На следующий день я выехал в глубинку и только по возвращении улучил минуту, чтобы зайти к Катажине, на этот раз меня «эскортировали» Юрек Загайский и один ормовец. Они сидели в сенях, пока мы разговаривали с Катажиной, следовательно, я не мог их обременять слишком долгим ожиданием. Сказал ей, что знаю все, повторил слова секретаря.

– Преувеличение, – сказала она, несколько развеселившись. – Он, как всегда, приукрашивает, а впрочем, мне непонятно твое удивление. Что бы ты делал на моем месте?

– Кася, все это очень мило, но ты не вправе вытаскивать на всеобщее обозрение мои личные дела и превращать их в пропагандистские аргументы. Я не давал тебе полномочий.

– Ты не принадлежишь себе, и твоя история не принадлежит только тебе. Если ты лично хочешь быть полезным, то и твоя история тоже полезна независимо от того, услышат ли ее из твоих уст или из чужих. И больше не придирайся, ладно? Собственно, получается так, словно ты недоволен моей работой, ибо она не вяжется с твоим представлением обо мне. Переменим тему: остаешься у нас на праздники?

– Нет, возвращаюсь. Приеду сразу же после праздников. Есть указание о мерах предосторожности, тебе скажут в комитете, не относись к этому слишком легко.

– Меры предосторожности? Уж нет ли у тебя мании преследования? Думаешь, на всех твоих бабенок готовят покушение? Меры предосторожности, меры предосторожности, – ну совсем как в добрые старые времена, когда ты был моим супругом.

– Кася!

Она пожала плечами. По худому лицу пробежала судорога, каштановые волосы рассыпались по щеке.

– Веселого рождества, – сказала она. – Супруге и сыну также. Как вы его назовете?

– Не знаю. Ганка хочет Петром.

– Хорошее имя. Ты моя опора, и на ней воздвигну храм свой. Трижды отрекся и так далее. Только умоляю: не говори сейчас, что я должна выйти замуж и обзавестись собственным Петрусем, ибо взор твой исполнен состраданья.

– Ты расстроена.

– Еще бы, конец года – не шутки, взгляни. – Она кивнула головой в сторону груды бумаг. – Работы на всю ночь.

– Ну, тогда желаю «веселого рождества», Кася.

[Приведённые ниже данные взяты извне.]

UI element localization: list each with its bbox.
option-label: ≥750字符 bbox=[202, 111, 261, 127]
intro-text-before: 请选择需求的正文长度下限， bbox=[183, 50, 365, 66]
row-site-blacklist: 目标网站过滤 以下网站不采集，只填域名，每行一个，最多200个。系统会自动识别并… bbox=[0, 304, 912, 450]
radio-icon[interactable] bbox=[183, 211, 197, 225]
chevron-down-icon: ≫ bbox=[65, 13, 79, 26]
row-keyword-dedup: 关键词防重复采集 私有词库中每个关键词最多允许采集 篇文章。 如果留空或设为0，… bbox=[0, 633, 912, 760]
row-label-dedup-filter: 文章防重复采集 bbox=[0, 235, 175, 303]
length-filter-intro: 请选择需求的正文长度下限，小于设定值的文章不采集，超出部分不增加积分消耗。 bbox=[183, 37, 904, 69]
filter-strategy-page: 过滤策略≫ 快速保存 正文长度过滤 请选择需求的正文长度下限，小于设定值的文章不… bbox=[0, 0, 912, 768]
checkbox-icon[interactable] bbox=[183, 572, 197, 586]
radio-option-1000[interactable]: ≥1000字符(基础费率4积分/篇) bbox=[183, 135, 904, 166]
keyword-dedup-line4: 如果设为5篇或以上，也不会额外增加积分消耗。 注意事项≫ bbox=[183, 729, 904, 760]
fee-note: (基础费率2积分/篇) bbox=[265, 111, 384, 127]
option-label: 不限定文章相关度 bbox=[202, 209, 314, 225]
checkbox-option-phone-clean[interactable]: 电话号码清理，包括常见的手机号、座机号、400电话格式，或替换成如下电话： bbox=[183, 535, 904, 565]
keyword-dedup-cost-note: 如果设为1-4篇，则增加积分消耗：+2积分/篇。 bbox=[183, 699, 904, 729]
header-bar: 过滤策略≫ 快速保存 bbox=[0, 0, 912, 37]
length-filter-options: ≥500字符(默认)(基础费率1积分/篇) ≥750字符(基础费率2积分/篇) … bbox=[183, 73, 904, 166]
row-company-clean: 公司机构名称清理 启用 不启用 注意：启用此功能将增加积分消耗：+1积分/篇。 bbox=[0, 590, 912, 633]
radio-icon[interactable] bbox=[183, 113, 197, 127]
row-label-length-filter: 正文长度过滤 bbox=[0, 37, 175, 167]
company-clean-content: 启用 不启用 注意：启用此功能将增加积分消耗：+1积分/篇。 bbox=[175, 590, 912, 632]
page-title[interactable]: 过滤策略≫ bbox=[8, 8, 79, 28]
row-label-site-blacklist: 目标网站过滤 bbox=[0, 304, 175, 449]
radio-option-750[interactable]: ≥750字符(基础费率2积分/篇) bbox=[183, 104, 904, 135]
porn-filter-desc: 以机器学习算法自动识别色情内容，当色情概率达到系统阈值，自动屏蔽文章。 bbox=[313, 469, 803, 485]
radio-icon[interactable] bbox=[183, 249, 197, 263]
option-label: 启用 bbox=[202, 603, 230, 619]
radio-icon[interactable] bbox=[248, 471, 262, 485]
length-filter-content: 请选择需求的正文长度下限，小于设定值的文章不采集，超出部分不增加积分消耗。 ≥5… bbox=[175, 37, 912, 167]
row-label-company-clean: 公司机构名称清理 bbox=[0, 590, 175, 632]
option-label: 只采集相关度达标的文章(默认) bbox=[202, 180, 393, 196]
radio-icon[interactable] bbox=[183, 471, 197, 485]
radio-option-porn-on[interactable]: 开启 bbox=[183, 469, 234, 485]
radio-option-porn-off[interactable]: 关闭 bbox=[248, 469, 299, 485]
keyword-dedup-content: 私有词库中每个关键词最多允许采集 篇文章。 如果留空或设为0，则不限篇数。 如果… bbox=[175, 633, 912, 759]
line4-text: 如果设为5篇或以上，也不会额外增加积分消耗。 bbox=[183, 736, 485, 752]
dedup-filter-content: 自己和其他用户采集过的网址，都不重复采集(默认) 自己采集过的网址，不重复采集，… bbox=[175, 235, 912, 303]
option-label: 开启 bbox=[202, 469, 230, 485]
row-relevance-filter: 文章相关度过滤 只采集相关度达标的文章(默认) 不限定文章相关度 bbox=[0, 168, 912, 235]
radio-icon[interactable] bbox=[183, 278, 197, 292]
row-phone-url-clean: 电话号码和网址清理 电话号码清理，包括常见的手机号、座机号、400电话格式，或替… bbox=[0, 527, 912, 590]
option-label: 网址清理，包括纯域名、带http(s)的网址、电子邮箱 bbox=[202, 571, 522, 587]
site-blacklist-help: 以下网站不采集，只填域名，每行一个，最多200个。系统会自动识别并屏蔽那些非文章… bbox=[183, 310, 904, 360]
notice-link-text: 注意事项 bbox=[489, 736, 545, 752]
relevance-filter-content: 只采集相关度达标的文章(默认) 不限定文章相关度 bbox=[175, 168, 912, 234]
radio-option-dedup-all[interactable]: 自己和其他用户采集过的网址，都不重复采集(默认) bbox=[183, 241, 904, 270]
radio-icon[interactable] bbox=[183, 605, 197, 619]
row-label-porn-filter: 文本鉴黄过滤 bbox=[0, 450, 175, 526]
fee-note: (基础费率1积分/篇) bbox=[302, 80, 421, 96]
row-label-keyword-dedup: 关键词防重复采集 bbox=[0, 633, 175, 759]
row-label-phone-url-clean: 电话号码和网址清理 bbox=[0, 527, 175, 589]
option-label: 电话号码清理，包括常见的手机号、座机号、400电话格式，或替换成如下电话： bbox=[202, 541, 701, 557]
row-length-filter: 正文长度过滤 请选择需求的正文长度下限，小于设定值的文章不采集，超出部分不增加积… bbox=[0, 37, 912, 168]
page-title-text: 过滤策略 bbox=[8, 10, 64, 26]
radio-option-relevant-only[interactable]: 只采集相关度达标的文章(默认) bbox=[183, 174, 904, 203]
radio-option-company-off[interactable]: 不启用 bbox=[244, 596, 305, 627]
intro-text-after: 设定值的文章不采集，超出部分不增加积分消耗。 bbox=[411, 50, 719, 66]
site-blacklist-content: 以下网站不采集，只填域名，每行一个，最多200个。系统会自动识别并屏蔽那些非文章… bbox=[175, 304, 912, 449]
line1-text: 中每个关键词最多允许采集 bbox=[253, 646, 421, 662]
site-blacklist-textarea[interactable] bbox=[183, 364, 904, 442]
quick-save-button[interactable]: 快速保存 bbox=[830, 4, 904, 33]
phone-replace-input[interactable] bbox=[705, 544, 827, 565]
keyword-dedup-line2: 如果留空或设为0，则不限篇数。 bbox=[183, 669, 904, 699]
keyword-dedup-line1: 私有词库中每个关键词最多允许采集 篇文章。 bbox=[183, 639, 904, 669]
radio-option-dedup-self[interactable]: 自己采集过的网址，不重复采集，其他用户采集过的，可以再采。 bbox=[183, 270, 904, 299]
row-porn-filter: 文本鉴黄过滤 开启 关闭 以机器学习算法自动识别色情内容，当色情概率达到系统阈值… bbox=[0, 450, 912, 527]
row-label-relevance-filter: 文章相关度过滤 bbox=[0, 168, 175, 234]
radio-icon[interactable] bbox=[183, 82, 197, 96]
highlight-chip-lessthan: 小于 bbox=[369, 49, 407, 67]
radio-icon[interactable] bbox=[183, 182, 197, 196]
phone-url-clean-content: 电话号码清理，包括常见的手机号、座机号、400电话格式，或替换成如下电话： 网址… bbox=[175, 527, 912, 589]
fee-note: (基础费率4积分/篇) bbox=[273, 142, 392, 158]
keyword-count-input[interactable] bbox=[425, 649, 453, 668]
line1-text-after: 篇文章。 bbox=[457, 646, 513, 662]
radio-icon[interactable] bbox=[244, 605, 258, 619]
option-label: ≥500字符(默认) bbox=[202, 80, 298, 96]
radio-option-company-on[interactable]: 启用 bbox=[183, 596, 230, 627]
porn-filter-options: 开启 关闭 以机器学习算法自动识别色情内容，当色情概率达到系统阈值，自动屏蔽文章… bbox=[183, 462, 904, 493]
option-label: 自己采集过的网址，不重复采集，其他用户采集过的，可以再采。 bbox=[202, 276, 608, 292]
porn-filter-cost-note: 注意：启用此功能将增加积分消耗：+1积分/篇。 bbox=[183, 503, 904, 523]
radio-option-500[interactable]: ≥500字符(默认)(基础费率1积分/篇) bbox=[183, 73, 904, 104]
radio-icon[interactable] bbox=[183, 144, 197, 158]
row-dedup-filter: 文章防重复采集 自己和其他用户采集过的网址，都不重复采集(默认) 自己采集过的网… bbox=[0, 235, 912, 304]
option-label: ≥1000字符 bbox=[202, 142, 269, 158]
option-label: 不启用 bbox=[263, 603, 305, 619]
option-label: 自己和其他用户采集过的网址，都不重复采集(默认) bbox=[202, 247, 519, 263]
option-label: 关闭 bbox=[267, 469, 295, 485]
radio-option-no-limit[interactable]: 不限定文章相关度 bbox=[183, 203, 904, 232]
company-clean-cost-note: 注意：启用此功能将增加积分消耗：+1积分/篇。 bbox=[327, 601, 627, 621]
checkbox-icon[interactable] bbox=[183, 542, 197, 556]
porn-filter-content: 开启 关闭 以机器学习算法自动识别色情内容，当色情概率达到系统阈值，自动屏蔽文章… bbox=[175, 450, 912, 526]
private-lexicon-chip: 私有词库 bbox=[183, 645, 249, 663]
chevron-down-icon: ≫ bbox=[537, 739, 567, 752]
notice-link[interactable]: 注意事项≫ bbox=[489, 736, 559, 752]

1– Люди говорят: буду о тебе думать. Повтори!

– Буду о тебе думать.

Праздники я провел дома, но «у телефона», поскольку комитет круглые сутки находился в состоянии готовности. ЦК прислал для распределения среди работников аппарата немного хлопчатобумажной ткани, чулок и полотна, так что удалось сделать Ганке подарок. Из Ц. я привез елку, но игрушек не было, только родители Ганки – отец тоже приехал – настригли цветной бумаги, склеили цепи и украсили деревце. За праздничный стол сели в сумерках, жена взяла облатку и, делясь ею со мной, сказала:

– Дай нам господь счастья, мира, здоровья и силы.

На глазах у нее были слезы, когда она обнимала мать и отца, а затем, склонясь над ребенком, который лажал в коляске, сооруженной из бельевой корзины, тихий и недвижимый, вовсе расплакалась.